そして、該「REXER」は、特定の読みを持たない造語であるとはいえ、例えば、我が国でよく知られている英単語の「boxer」や「mixer」などが「ボクサー」、「ミキサー」と発音されるように、「REXER」の文字から生ずる称呼を「レクサー」とみることに何ら不自然さは存しない(「REXER」中の「RE」が「レ」と称呼されることについては、争いがない。)。しかも、商標権者は、自己のカタログにおいて、使用商標の読みを「レクサー」と特定して使用している事実が存在することをも併せ考えると、使用商標より生ずる自然の称呼は「レクサー」というのが相当である。

(3)本件商標は、前記のとおり、「REXER」の欧文字と「レクサー」の片仮名文字を2段に横書きしてなるものであるところ、その構成中の欧文字部分は、造語よりなるものであるから、下段に書された片仮名文字部分が該欧文字部分の読みを表したものと理解されるとみるのが相当である。

そうとすれば、本件商標は、その構成文字に相応して、「レクサー」の称呼を生ずるものである。

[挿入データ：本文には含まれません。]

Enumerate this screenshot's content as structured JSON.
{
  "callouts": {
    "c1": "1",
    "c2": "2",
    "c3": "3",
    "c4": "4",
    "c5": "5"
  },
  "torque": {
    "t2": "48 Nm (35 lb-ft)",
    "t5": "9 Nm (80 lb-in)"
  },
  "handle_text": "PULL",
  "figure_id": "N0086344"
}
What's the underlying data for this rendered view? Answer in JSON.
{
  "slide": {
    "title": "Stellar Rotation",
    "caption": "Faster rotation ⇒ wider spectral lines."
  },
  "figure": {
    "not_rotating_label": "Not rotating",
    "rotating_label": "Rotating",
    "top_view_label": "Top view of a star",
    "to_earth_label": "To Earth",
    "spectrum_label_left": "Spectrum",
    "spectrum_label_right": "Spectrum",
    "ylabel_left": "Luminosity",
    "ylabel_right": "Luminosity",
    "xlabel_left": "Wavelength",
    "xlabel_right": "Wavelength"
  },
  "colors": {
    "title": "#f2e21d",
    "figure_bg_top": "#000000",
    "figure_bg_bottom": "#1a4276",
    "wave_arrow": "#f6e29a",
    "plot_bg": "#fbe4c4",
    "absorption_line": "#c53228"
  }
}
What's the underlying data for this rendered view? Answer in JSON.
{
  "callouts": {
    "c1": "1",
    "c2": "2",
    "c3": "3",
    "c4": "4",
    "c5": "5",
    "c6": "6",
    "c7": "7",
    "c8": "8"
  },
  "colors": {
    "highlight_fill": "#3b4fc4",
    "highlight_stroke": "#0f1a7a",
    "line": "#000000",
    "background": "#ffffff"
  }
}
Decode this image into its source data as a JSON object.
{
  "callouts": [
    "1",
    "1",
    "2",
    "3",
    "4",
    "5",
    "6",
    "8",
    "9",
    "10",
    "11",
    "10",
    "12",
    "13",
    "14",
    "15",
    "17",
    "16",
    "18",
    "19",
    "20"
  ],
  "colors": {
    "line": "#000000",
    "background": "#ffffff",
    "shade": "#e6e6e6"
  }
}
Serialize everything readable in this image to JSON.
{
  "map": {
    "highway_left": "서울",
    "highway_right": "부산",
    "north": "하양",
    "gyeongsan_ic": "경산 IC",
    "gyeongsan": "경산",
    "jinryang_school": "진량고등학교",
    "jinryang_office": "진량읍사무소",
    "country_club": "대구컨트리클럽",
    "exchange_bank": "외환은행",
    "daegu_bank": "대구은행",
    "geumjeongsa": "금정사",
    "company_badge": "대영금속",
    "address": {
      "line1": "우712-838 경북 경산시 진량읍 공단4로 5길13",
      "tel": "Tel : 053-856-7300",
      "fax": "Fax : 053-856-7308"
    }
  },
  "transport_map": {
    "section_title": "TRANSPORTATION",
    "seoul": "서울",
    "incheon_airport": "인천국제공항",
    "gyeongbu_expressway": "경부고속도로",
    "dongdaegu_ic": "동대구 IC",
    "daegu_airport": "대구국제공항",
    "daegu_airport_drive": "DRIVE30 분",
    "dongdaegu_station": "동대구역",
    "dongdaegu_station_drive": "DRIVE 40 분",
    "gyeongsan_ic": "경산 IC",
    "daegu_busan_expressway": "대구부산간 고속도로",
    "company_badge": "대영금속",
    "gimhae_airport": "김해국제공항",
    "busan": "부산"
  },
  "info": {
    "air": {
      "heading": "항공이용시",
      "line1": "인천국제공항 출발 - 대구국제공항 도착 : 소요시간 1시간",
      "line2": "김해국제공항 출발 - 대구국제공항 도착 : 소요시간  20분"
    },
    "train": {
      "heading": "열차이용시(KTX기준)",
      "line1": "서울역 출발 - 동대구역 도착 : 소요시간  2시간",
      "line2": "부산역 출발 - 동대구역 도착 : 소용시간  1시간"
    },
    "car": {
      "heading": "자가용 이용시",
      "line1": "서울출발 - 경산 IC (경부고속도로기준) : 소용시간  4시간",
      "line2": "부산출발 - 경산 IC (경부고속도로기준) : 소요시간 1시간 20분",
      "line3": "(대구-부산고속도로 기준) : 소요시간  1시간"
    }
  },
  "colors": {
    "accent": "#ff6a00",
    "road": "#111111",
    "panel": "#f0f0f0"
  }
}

(4)以上によれば、使用商標は、本件商標と「レクサー」の称呼を同じくする商標である。また、本件商標中の「レクサー」の片仮名文字部分が単に欧文字部分の読みを表すものであるところからすると、使用商標は、本件商標の要部たる「REXER」と同一の綴り文字よりなるものであるから、外観上も類似しているといえるものである。

したがって、使用商標は、本件商標と社会通念上同一の商標というのが相当である。

2 以上のとおり、被請求人は、本件審判の請求の登録前3年以内に日本国内において、商標権者が請求に係る指定商品中の「スピーカー、マイクロホン、アンプ」に本件商標と社会通念上同一と認められる商標を使用していたことを証明したというべきである。

したがって、本件商標の登録は、その指定商品中の「拡声機械器具、その他の電気通信機械器具」について、商標法第50条の規定により、取り消すべき限りでない。

よって、結論のとおり審決する。